6. Be sure to remove the prosthesis before having any general anesthetic for surgery. Some of the anesthetics can damage the surface of the plastic, requiring expensive reprocessing or even replacement with a new eye. Others have been lost by the hospitals.
7. Always practice extreme cleanliness when handling your prosthetic eye. If your eye should happen to fall out, be sure to rinse it thoroughly and then wash it with soap and water before reinserting it.
8. Consult your doctor immediately if trouble you do not understand arises.
9. Have your eye checked and polished once a year to keep it in the very best condition. Do not let anyone other than ourselves, or someone we recommend, polish your eye. Polishing compounds used by many eye fitters, dentists, opticians and others will not polish as highly as necessary for greatest comfort. Also, the technician must take care not to change the contours of the eye, which might result in poor fit. Few understand the importance of the shapes which are achieved in the modified impression method we use.

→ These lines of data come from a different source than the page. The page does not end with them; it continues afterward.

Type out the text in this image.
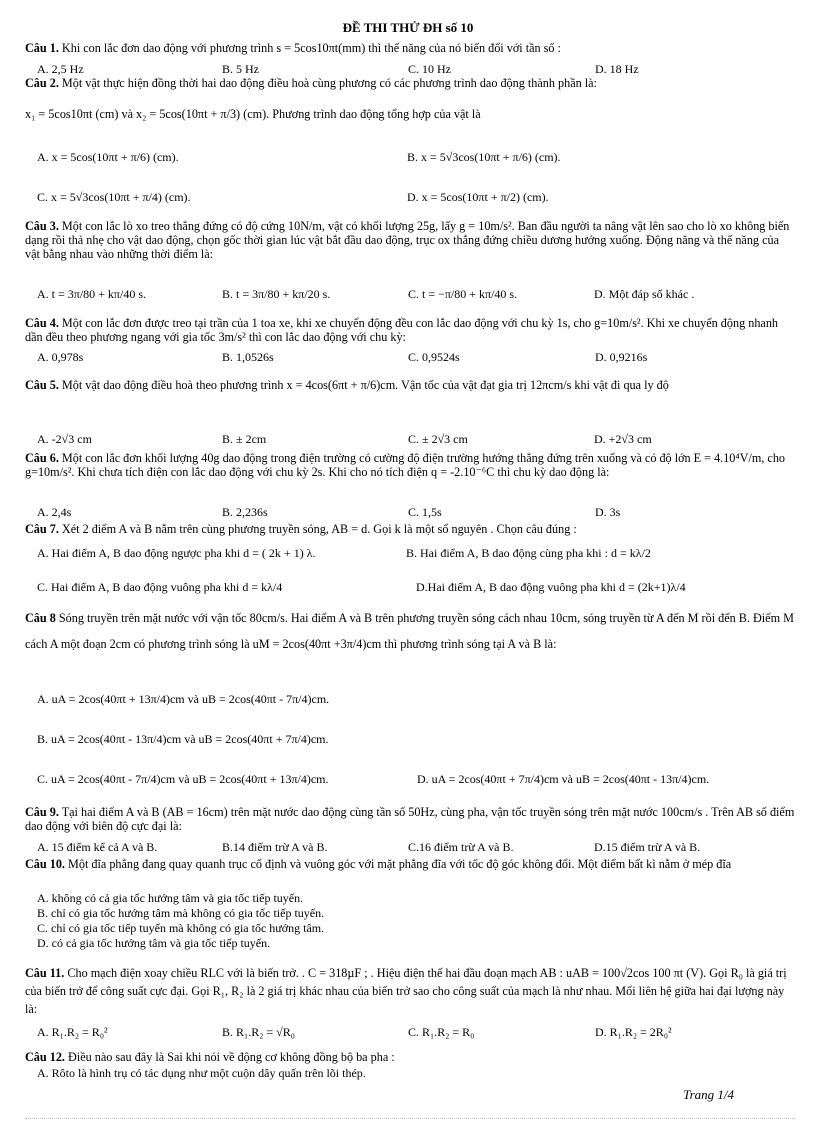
ĐỀ THI THỬ ĐH số 10
Câu 1. Khi con lắc đơn dao động với phương trình s = 5cos10πt(mm) thì thế năng của nó biến đổi với tần số :
A. 2,5 Hz	B. 5 Hz	C. 10 Hz	D. 18 Hz
Câu 2. Một vật thực hiện đồng thời hai dao động điều hoà cùng phương có các phương trình dao động thành phần là:
x₁ = 5cos10πt (cm) và x₂ = 5cos(10πt + π/3) (cm). Phương trình dao động tổng hợp của vật là
A. x = 5cos(10πt + π/6) (cm).	B. x = 5√3cos(10πt + π/6) (cm).
C. x = 5√3cos(10πt + π/4) (cm).	D. x = 5cos(10πt + π/2) (cm).
Câu 3. Một con lắc lò xo treo thẳng đứng có độ cứng 10N/m, vật có khối lượng 25g, lấy g = 10m/s². Ban đầu người ta nâng vật lên sao cho lò xo không biến dạng rồi thả nhẹ cho vật dao động, chọn gốc thời gian lúc vật bắt đầu dao động, trục ox thẳng đứng chiều dương hướng xuống. Động năng và thế năng của vật bằng nhau vào những thời điểm là:
A. t = 3π/80 + kπ/40 s.	B. t = 3π/80 + kπ/20 s.	C. t = −π/80 + kπ/40 s.	D. Một đáp số khác .
Câu 4. Một con lắc đơn được treo tại trần của 1 toa xe, khi xe chuyển động đều con lắc dao động với chu kỳ 1s, cho g=10m/s². Khi xe chuyển động nhanh dần đều theo phương ngang với gia tốc 3m/s² thì con lắc dao động với chu kỳ:
A. 0,978s	B. 1,0526s	C. 0,9524s	D. 0,9216s
Câu 5. Một vật dao động điều hoà theo phương trình x = 4cos(6πt + π/6)cm. Vận tốc của vật đạt gia trị 12πcm/s khi vật đi qua ly độ
A. -2√3 cm	B. ± 2cm	C. ± 2√3 cm	D. +2√3 cm
Câu 6. Một con lắc đơn khối lượng 40g dao động trong điện trường có cường độ điện trường hướng thẳng đứng trên xuống và có độ lớn E = 4.10⁴V/m, cho g=10m/s². Khi chưa tích điện con lắc dao động với chu kỳ 2s. Khi cho nó tích điện q = -2.10⁻⁶C thì chu kỳ dao động là:
A. 2,4s	B. 2,236s	C. 1,5s	D. 3s
Câu 7. Xét 2 điểm A và B nằm trên cùng phương truyền sóng, AB = d. Gọi k là một số nguyên . Chọn câu đúng :
A. Hai điểm A, B dao động ngược pha khi d = ( 2k + 1) λ.	B. Hai điểm A, B dao động cùng pha khi : d = kλ/2
C. Hai điểm A, B dao động vuông pha khi d = kλ/4	D.Hai điểm A, B dao động vuông pha khi d = (2k+1)λ/4
Câu 8 Sóng truyền trên mặt nước với vận tốc 80cm/s. Hai điểm A và B trên phương truyền sóng cách nhau 10cm, sóng truyền từ A đến M rồi đến B. Điểm M cách A một đoạn 2cm có phương trình sóng là uM = 2cos(40πt +3π/4)cm thì phương trình sóng tại A và B là:
A. uA = 2cos(40πt + 13π/4)cm và uB = 2cos(40πt - 7π/4)cm.
B. uA = 2cos(40πt - 13π/4)cm và uB = 2cos(40πt + 7π/4)cm.
C. uA = 2cos(40πt - 7π/4)cm và uB = 2cos(40πt + 13π/4)cm.	D. uA = 2cos(40πt + 7π/4)cm và uB = 2cos(40πt - 13π/4)cm.
Câu 9. Tại hai điểm A và B (AB = 16cm) trên mặt nước dao động cùng tần số 50Hz, cùng pha, vận tốc truyền sóng trên mặt nước 100cm/s . Trên AB số điểm dao động với biên độ cực đại là:
A. 15 điểm kể cả A và B.	B.14 điểm trừ A và B.	C.16 điểm trừ A và B.	D.15 điểm trừ A và B.
Câu 10. Một đĩa phẳng đang quay quanh trục cố định và vuông góc với mặt phẳng đĩa với tốc độ góc không đổi. Một điểm bất kì nằm ở mép đĩa
A. không có cả gia tốc hướng tâm và gia tốc tiếp tuyến.
B. chỉ có gia tốc hướng tâm mà không có gia tốc tiếp tuyến.
C. chỉ có gia tốc tiếp tuyến mà không có gia tốc hướng tâm.
D. có cả gia tốc hướng tâm và gia tốc tiếp tuyến.
Câu 11. Cho mạch điện xoay chiều RLC với là biến trở. . C = 318µF ; . Hiệu điện thế hai đầu đoạn mạch AB : uAB = 100√2cos 100 πt (V). Gọi R₀ là giá trị của biến trở để công suất cực đại. Gọi R₁, R₂ là 2 giá trị khác nhau của biến trở sao cho công suất của mạch là như nhau. Mối liên hệ giữa hai đại lượng này là:
A. R₁.R₂ = R₀²	B. R₁.R₂ = √R₀	C. R₁.R₂ = R₀	D. R₁.R₂ = 2R₀²
Câu 12. Điều nào sau đây là Sai khi nói về động cơ không đồng bộ ba pha :
A. Rôto là hình trụ có tác dụng như một cuộn dây quấn trên lõi thép.
Trang 1/4
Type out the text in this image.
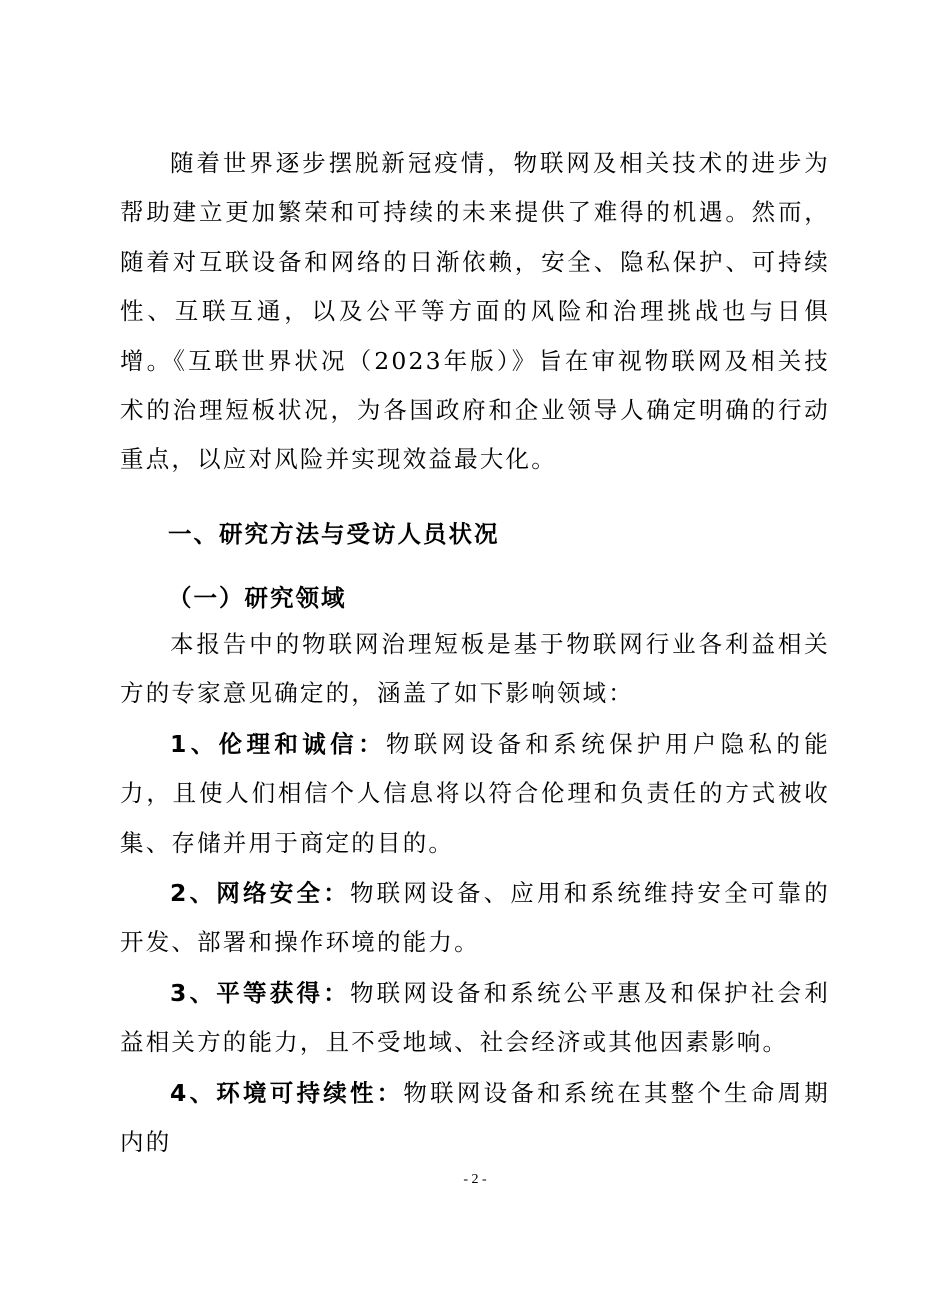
随着世界逐步摆脱新冠疫情，物联网及相关技术的进步为帮助建立更加繁荣和可持续的未来提供了难得的机遇。然而，随着对互联设备和网络的日渐依赖，安全、隐私保护、可持续性、互联互通，以及公平等方面的风险和治理挑战也与日俱增。《互联世界状况（2023年版）》旨在审视物联网及相关技术的治理短板状况，为各国政府和企业领导人确定明确的行动重点，以应对风险并实现效益最大化。

一、研究方法与受访人员状况
（一）研究领域

本报告中的物联网治理短板是基于物联网行业各利益相关方的专家意见确定的，涵盖了如下影响领域：

1、伦理和诚信：物联网设备和系统保护用户隐私的能力，且使人们相信个人信息将以符合伦理和负责任的方式被收集、存储并用于商定的目的。

2、网络安全：物联网设备、应用和系统维持安全可靠的开发、部署和操作环境的能力。

3、平等获得：物联网设备和系统公平惠及和保护社会利益相关方的能力，且不受地域、社会经济或其他因素影响。

4、环境可持续性：物联网设备和系统在其整个生命周期内的

- 2 -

10. Wear your protective glasses from the minute you have finished washing your face in the morning until you go to bed at night. Even when you are alone and least expecting it, an object can fly at your remaining eye. YOU NO LONGER HAVE A SPARE EYE. Protect the one you have.
11. Have your ophthalmologist check your good eye at least once each year.
12. As long as you are perfectly comfortable and the eye still looks fine, do not do anything between yearly check and polishings. Except for slowly changing appearance which you might not be aware of, if your eye needs care, it will let you know.
13. Never put the artificial eye in your mouth because it can cause choking and may lead to death.